Ricky Moore

North Carolina A&T Aggies
- Title: Assistant coach
- League: Coastal Athletic Association

Personal information
- Born: April 10, 1976 (age 49) Augusta, Georgia, U.S.
- Listed height: 6 ft 2 in (1.88 m)
- Listed weight: 185 lb (84 kg)

Career information
- High school: Westside (Augusta, Georgia)
- College: UConn (1995–1999)
- NBA draft: 1999: undrafted
- Playing career: 1999–2010
- Position: Point guard / shooting guard
- Number: 21
- Coaching career: 2010–present

Career history

Playing
- 1999–2000: Connecticut Pride
- 2000–2001: DJK Würzburg
- 2001–2002: Roanoke Dazzle
- 2002: Sioux Falls Skyforce
- 2002: Brevard Blue Ducks
- 2002–2003: Besiktas
- 2003: Sioux Falls Skyforce
- 2003–2004: WBC Wels
- 2005–2006: Chimik Južnyj
- 2007: Södertälje
- 2008–2010: WBC Wels

Coaching
- 2010–2012: Dartmouth (assistant)
- 2012–2013: UConn (admin. asst.)
- 2013–2018: UConn (assistant)
- 2021–2023: Northwest Cabarrus HS
- 2023–present: North Carolina A&T (assistant)

Career highlights
- As player: ÖBL Finals MVP (2009); NCAA champion (1999); Fourth-team Parade All-American (1995); As assistant coach: NCAA champion (2014);

= Ricky Moore (basketball) =

American basketball player and coach (born 1976)

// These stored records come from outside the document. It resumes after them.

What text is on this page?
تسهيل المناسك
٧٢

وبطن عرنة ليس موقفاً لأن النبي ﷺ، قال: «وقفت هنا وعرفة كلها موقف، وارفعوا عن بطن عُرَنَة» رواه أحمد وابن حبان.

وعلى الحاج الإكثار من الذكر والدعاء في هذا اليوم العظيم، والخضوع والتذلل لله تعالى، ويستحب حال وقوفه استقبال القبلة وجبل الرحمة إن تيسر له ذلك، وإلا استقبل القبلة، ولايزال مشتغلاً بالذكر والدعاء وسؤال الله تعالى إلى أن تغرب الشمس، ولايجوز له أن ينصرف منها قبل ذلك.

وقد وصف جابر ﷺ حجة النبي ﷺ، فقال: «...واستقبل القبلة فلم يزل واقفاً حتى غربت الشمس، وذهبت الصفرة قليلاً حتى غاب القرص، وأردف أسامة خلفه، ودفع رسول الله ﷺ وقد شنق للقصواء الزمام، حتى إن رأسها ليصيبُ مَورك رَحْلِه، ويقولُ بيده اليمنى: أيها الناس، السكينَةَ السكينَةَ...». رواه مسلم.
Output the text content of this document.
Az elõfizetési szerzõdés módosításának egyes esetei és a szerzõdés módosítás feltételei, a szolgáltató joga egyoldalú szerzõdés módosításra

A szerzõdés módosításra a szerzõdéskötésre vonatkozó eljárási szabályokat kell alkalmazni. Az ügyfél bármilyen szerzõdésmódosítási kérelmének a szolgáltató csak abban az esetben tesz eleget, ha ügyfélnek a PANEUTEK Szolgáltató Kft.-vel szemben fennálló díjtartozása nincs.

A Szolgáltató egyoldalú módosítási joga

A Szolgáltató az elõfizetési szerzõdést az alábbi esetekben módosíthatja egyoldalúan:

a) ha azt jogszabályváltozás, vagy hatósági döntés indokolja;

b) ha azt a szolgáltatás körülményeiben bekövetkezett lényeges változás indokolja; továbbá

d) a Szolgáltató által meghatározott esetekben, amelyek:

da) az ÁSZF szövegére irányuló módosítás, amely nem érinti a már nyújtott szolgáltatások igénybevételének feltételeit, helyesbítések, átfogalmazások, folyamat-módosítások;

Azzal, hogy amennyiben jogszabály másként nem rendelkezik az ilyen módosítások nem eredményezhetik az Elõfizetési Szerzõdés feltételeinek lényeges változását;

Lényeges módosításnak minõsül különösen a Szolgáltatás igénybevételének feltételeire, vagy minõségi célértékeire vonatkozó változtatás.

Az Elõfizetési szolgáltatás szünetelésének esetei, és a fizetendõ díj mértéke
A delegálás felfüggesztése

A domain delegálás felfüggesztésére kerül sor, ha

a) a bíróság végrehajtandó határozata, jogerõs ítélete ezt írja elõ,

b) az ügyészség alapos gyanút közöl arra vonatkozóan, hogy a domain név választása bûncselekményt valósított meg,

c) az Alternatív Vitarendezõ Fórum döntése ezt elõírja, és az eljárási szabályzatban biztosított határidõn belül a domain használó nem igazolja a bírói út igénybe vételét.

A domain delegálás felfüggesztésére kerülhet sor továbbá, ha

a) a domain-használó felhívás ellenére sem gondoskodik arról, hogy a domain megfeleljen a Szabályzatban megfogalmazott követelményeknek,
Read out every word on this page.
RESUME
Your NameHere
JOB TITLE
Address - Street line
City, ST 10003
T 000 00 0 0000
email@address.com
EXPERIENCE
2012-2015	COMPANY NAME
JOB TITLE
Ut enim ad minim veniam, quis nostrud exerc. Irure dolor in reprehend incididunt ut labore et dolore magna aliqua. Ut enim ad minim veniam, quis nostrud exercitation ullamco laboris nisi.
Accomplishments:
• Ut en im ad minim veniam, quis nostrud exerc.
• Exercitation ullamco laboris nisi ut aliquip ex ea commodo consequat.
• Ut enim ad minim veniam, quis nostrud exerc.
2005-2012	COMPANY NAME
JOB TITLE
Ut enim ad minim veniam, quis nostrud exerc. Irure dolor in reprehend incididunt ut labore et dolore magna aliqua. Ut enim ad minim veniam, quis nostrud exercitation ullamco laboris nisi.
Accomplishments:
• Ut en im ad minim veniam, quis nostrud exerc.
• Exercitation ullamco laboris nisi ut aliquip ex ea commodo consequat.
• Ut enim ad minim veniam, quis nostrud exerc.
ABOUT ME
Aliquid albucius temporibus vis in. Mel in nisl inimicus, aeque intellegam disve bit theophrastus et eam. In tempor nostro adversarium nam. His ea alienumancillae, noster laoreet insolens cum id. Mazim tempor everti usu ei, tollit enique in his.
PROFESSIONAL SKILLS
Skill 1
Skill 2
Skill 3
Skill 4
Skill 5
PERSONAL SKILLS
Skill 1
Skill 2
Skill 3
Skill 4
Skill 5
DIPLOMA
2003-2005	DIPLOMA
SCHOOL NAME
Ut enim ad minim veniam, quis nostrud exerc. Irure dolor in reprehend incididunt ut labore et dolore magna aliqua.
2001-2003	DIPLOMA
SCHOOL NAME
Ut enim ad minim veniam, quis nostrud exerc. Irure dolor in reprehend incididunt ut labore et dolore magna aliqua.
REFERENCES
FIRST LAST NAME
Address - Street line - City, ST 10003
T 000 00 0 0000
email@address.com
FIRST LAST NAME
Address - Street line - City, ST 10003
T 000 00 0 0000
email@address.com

Ricky S. Moore (born April 10, 1976) is an American former basketball player and current coach. He previously served as an assistant at the University of Connecticut (UConn). He played professionally for eleven years.

Moore came to UConn after an All-American high school career at Westside High School in Augusta, Georgia. He was a three-time co-captain for the Huskies, including the school's first national championship team in 1998–99. That year, Moore averaged 6.8 points and 3.6 assists per game. In the 1999 National Championship game, Moore's defense on Duke's William Avery, and his ability to guard Trajan Langdon in the final seconds, was seen as one of the keys to the Huskies defeat of the heavily favored Blue Devils and Moore was named to the All-Final Four team.

After graduation, Moore played professionally in the United States, Austria, Ukraine, Sweden, Turkey, and Germany over eleven seasons.

In 2010, Moore retired as a player and joined the coaching staff at Dartmouth College as an assistant. In 2012, he left for an opening as an administrative assistant at his alma mater, UConn, working for fellow Husky alum Kevin Ollie. In 2013, he was promoted to a full assistant role and helped lead the Huskies to the 2013–14 National Championship. Moore stayed at UConn until 2018, when head coach Ollie was dismissed because of an NCAA investigation.

He then coached in AAU. In June 2021, Moore was named head boys' basketball coach at Northwest Cabarrus High School in Kannapolis, North Carolina.